Aaron Master (Dolby) - DeepSpace: Dynamic Spatial and Source Cue Based Source Separation for Dialog Enhancement
Date:
Fri, 04/28/2023 - 10:30am - 12:00pm
Location:
CCRMA Seminar Room
Event Type:
Hearing Seminar 
Who: Aaron Master (Dolby)
What: DeepSpace: Dynamic Spatial and Source Cue Based Source Separation for Dialog Enhancement
When: Friday April 28th, 2023 at 10:30AM
Where: CCRMA Seminar Room (Top Floor of the Knoll at Stanford)
Why: How can we improve our listening environment?
We'll head to Tresidder after the talk for lunch, join us if you wish.
Title: DeepSpace: Spatial and Source Cue Based Source Separation for Dialog Enhancement and More
Presenter: Aaron Master
Authors: Aaron Master, Lie Lu, Jonas Samuelsson, Scott Norcross, Heidi-Maria Lehtonen, Harald Mundt, Dan Darcy, Nathan Swedlow, Audrey Howard
Abstract:
Dialog Enhancement (DE) is a feature which allows a user to increase the level of dialog in TV or movie content relative to non-dialog sounds. When only the original mix is available, DE is “unguided,” and requires source separation. In this talk, I will describe the DeepSpace system, which performs source separation using both dynamic spatial cues and source cues to support unguided DE. Its technologies include spatio-level filtering (SLF) and deep learning-based dialog classification and denoising; the combination allows for greatly improved performance over systems designed to process voice communications signals. Using subjective listening tests, we show that DeepSpace demonstrates significantly improved overall performance relative to state-of-the-art systems available for testing. We explore the feasibility of using existing automated metrics to evaluate unguided DE systems.

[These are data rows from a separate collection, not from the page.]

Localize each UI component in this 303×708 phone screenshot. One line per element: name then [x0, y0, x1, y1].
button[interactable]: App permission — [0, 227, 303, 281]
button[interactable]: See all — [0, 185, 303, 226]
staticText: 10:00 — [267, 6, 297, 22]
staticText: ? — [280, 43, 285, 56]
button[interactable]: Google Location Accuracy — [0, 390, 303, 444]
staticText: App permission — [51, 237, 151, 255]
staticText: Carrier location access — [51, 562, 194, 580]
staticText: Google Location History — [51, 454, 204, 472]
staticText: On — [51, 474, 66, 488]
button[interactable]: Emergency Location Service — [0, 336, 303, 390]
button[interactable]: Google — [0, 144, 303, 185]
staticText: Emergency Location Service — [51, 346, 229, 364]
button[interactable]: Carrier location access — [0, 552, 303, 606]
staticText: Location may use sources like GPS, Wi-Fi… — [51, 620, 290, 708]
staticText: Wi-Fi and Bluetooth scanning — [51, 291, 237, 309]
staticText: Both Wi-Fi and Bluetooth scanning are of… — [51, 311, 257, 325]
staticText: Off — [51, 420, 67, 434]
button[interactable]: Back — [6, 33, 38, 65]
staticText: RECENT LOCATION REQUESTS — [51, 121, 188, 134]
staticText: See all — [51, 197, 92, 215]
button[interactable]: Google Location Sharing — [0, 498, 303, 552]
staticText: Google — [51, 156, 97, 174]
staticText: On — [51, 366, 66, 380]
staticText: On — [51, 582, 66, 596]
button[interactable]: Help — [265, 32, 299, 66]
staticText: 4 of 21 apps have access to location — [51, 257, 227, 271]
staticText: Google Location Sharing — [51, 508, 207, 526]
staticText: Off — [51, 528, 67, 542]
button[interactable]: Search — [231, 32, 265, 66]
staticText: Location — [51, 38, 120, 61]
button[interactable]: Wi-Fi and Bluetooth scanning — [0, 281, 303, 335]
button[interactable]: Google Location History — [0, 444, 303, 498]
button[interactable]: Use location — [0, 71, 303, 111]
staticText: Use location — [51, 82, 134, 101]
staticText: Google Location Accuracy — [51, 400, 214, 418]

Depending on audience interest, additional topics can be covered including (1) repurposing the SLF system to turn any monaural speech denoising system into a perceptually optimized stereo processing system (2) perceptually optimized source suppression and (3) the accessibility impact of Dialog Enhancement on audiences with seniors.
Bio:
Aaron Master received a BSEE from the University of Rochester (NY) in 1999, a B.Mus from the Eastman School of Music in 1999, an M.Phil. in Engineering from the University of Cambridge (UK) in 2000, and a Ph.D. in Electrical Engineering from Stanford University in 2006. He worked as a research engineer and UX director at SoundHound Inc from 2006-2013, where he was a lead inventor of technologies allowing combined query-by-humming and automatic content recognition (ACR), instant-response ACR, automatically synchronized lyrics, and song popularity prediction. Apps he managed received awards from the New York Times, Time Magazine, CNet, Popular Science, and Billboard. Dr. Master served as manager and senior manager of sound technology at Dolby Laboratories from 2013-2022 where he led work on source separation for dialog enhancement; additional research interests include spatial audio and human perception. Dr. Master is first author of over 30 peer-reviewed papers and patents.
See this paper for details: https://arxiv.org/abs/2302.08202
FREE
Open to the Public